Why I believe so many critics and viewers alike bashed this film is due to the spiritual complexity it presented. In the previews for it, it appears that there’s going to be a supernatural element present, yet when watching it, it’s pretty easy to think otherwise at the precise moment when Whit meets the three actors who end up playing Love, Death, and Time. But it’s also pretty easy to miss a few key lines early on in the movie as well that are strongly reminiscent of the premise from an old television show named “Touched By Angel”. In that series, angels appeared as everyday people who showed up in individual’s lives at cetain times for specific reasons to help them. And only those who needed to see them would. So, while many viewers may have thought they were misled and never caught on to any of the supernatural subtleties being presented, I clearly noticed them. And I also saw how those “actors” were there in the film not just to help Howard, but also to help heal the wounds that Whit, Claire, and Simon were carrying as well.

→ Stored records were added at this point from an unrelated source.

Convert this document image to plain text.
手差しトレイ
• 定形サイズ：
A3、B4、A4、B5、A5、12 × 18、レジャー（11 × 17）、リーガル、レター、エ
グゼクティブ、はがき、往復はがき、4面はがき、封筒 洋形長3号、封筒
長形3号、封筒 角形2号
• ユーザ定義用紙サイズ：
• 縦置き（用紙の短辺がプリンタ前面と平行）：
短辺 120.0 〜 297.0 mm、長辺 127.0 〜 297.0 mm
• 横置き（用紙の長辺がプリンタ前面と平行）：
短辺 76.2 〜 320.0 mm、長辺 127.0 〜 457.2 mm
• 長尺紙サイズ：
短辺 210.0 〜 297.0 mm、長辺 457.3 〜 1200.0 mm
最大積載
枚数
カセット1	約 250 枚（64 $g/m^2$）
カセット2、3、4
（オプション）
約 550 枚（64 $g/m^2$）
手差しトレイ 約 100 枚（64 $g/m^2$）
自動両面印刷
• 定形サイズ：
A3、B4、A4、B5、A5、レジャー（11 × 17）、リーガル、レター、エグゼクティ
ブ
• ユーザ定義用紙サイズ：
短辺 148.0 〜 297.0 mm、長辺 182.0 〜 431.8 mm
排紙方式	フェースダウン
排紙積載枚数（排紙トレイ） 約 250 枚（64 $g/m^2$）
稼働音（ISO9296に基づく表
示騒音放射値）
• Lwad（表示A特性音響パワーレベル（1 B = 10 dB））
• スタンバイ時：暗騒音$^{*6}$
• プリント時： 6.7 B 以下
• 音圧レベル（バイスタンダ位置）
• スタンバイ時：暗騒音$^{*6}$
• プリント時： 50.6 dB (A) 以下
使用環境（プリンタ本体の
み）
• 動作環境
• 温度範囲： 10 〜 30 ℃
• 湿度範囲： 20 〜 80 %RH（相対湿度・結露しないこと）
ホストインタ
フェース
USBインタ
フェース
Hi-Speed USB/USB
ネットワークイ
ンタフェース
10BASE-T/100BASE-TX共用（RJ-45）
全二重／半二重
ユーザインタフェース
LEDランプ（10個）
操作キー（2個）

Movies like this are frequently hard to sell in mainstream society. They present elements that often go beyond most people’s thinking and spiritual views. The idea that angels could actually appear in human form and act just like us can seem quite preposterous to some. Yet I often believe that’s exactly how they’d present themselves in my own life if they ever appeared. That basically, I would never even know they were an angel in the first place. Frankly, I’ve even wondered at times if God or Christ or any other Higher Being of Light has done this in my life before without me ever knowing. While I may never discover the answer to that in this life, I can say this.

Collateral Beauty was exactly the type of movie I treasure because it presented some spiritual elements that left me expanding my mind rather than deflating it long after the credits rolled. It also left me with a very positive feeling and became the first movie where I wholeheartedly disagreed with the critically-bashed rating it received on Rotten Tomatoes. I’m glad I ignored all those bad reviews and went to see it anyway, because in the long run, I realize the openness of my spiritual journey these days helped me to fully appreciate this hidden gem of a movie. I personally give this film 4 ½ stars out of 5.